17. The storage device according to claim 16, wherein the programming instructions are for execution by the at least one processor to further cause the storage device to, in response to at least that the masking manner corresponding to the to-be-read data is the level-1 masking processing:

divide the to-be-read data into a plurality of file segments;

perform the level-1 masking processing on the plurality of file segments; and

combine the file segments on which the level-1 masking processing has been performed to obtain the target data.

18. The storage device according to claim 17, wherein the programming instructions are for execution by the at least one processor to further cause the storage device to, in response to at least that the storage device performs the level-1 masking processing on the plurality of file segments:

determine, for each file segment in the plurality of file segments, whether the each file segment hits a file segment on which masking has been performed and that is stored in the storage device; and

in response to at least determining that the file segment hits the file segment on which the masking has been performed and that is stored in the storage device, skip performing the level-1 masking processing on the file segment; or

in response to at least determining that the file segment misses the file segment on which the masking has been performed and that is stored in the storage device, perform the level-1 masking processing on the file segment.

19. The storage device according to claim 16, wherein the programming instructions are for execution by the at least one processor to further cause the storage device to, in response to at least that the masking manner corresponding to the to-be-read data is the level-2 masking processing:

decode the to-be-read data to obtain decoded file content;

divide the decoded file content into a plurality of file segments;

perform the level-2 masking processing on the plurality of file segments; and

encode the file segments on which the level-2 masking processing has been performed to obtain the target data.

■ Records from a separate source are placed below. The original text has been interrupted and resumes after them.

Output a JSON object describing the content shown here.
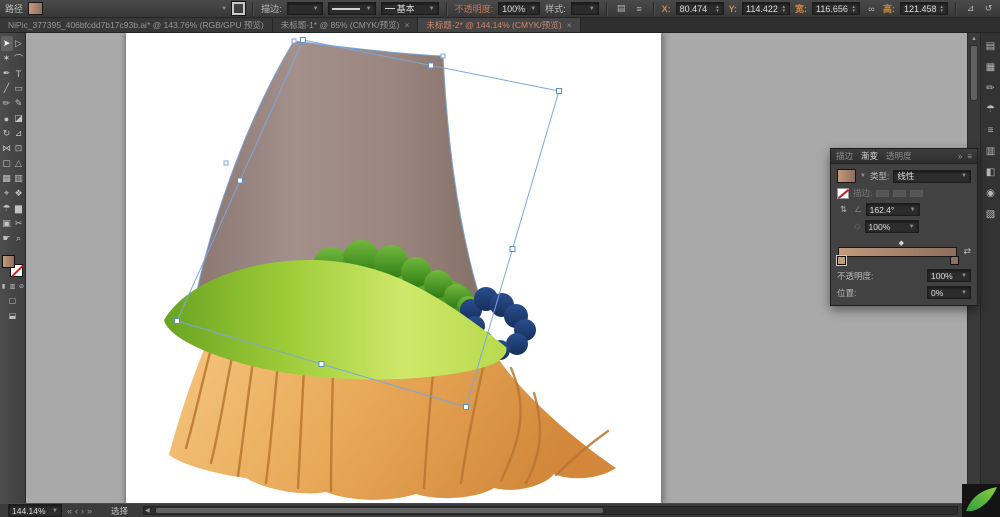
{
  "colors": {
    "ui_background": "#3c3c3c",
    "panel_background": "#424242",
    "canvas_background": "#a9a9a9",
    "selection_blue": "#7ba7dc",
    "active_tab_text": "#c8876a",
    "amber_label": "#cf8a3b",
    "trunk_brown": "#9a8580",
    "grass_light_green": "#d9ee86",
    "grass_dark_green": "#6fa928",
    "bush_green": "#3f8f22",
    "bush_blue": "#1d3c72",
    "stump_orange": "#e8a958",
    "root_line": "#b97631",
    "gradient_stop_left": "#c49a7a",
    "gradient_stop_right": "#8f6e5d"
  },
  "control_bar": {
    "object_label": "路径",
    "stroke_label": "描边:",
    "stroke_width_value": "",
    "brush_value": "基本",
    "opacity_label": "不透明度:",
    "opacity_value": "100%",
    "style_label": "样式:",
    "transform": {
      "x_label": "X:",
      "x_value": "80.474",
      "y_label": "Y:",
      "y_value": "114.422",
      "w_label": "宽:",
      "w_value": "116.656",
      "h_label": "高:",
      "h_value": "121.458"
    }
  },
  "tab_bar": {
    "tab1": {
      "title": "NiPic_377395_406bfcdd7b17c93b.ai* @ 143.76% (RGB/GPU 预览)"
    },
    "tab2": {
      "title": "未标题-1* @ 85% (CMYK/预览)"
    },
    "tab3": {
      "title": "未标题-2* @ 144.14% (CMYK/预览)"
    },
    "close_glyph": "×"
  },
  "toolbar": {
    "tools": [
      {
        "name": "selection-tool",
        "glyph": "➤",
        "active": true
      },
      {
        "name": "direct-selection-tool",
        "glyph": "▷"
      },
      {
        "name": "magic-wand-tool",
        "glyph": "✶"
      },
      {
        "name": "lasso-tool",
        "glyph": "⌒"
      },
      {
        "name": "pen-tool",
        "glyph": "✒"
      },
      {
        "name": "type-tool",
        "glyph": "T"
      },
      {
        "name": "line-segment-tool",
        "glyph": "╱"
      },
      {
        "name": "rectangle-tool",
        "glyph": "▭"
      },
      {
        "name": "paintbrush-tool",
        "glyph": "✏"
      },
      {
        "name": "pencil-tool",
        "glyph": "✎"
      },
      {
        "name": "blob-brush-tool",
        "glyph": "●"
      },
      {
        "name": "eraser-tool",
        "glyph": "◪"
      },
      {
        "name": "rotate-tool",
        "glyph": "↻"
      },
      {
        "name": "scale-tool",
        "glyph": "⊿"
      },
      {
        "name": "width-tool",
        "glyph": "⋈"
      },
      {
        "name": "free-transform-tool",
        "glyph": "⊡"
      },
      {
        "name": "shape-builder-tool",
        "glyph": "▢"
      },
      {
        "name": "perspective-grid-tool",
        "glyph": "△"
      },
      {
        "name": "mesh-tool",
        "glyph": "▦"
      },
      {
        "name": "gradient-tool",
        "glyph": "▥"
      },
      {
        "name": "eyedropper-tool",
        "glyph": "⌖"
      },
      {
        "name": "blend-tool",
        "glyph": "❖"
      },
      {
        "name": "symbol-sprayer-tool",
        "glyph": "☂"
      },
      {
        "name": "column-graph-tool",
        "glyph": "▆"
      },
      {
        "name": "artboard-tool",
        "glyph": "▣"
      },
      {
        "name": "slice-tool",
        "glyph": "✂"
      },
      {
        "name": "hand-tool",
        "glyph": "☛"
      },
      {
        "name": "zoom-tool",
        "glyph": "⌕"
      }
    ]
  },
  "dock": {
    "icons": [
      {
        "name": "color-panel-icon",
        "glyph": "▤"
      },
      {
        "name": "swatches-panel-icon",
        "glyph": "▦"
      },
      {
        "name": "brushes-panel-icon",
        "glyph": "✏"
      },
      {
        "name": "symbols-panel-icon",
        "glyph": "☂"
      },
      {
        "name": "stroke-panel-icon",
        "glyph": "≡"
      },
      {
        "name": "gradient-panel-icon",
        "glyph": "▥"
      },
      {
        "name": "transparency-panel-icon",
        "glyph": "◧"
      },
      {
        "name": "appearance-panel-icon",
        "glyph": "◉"
      },
      {
        "name": "layers-panel-icon",
        "glyph": "▧"
      }
    ]
  },
  "gradient_panel": {
    "tab_stroke": "描边",
    "tab_gradient": "渐变",
    "tab_transparency": "透明度",
    "type_label": "类型:",
    "type_value": "线性",
    "stroke_label": "描边:",
    "angle_value": "162.4°",
    "aspect_value": "100%",
    "opacity_label": "不透明度:",
    "opacity_value": "100%",
    "location_label": "位置:",
    "location_value": "0%",
    "gradient_stops": [
      {
        "color": "#c49a7a",
        "position": "0%"
      },
      {
        "color": "#8f6e5d",
        "position": "100%"
      }
    ]
  },
  "status_bar": {
    "zoom_value": "144.14%",
    "tool_hint": "选择"
  }
}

20. The storage device according to claim 13, wherein the programming instructions are for execution by the at least one processor to further cause the storage device to:

obtain other to-be-read data from a hard disk of the storage device in response to at least that a condition for prefetching data is met;

perform the masking processing on the other to-be-read data; and

send the other to-be-read data on which the masking has been performed to the host in response to at least that a command that is sent by the host to read the other to-be-read data is received.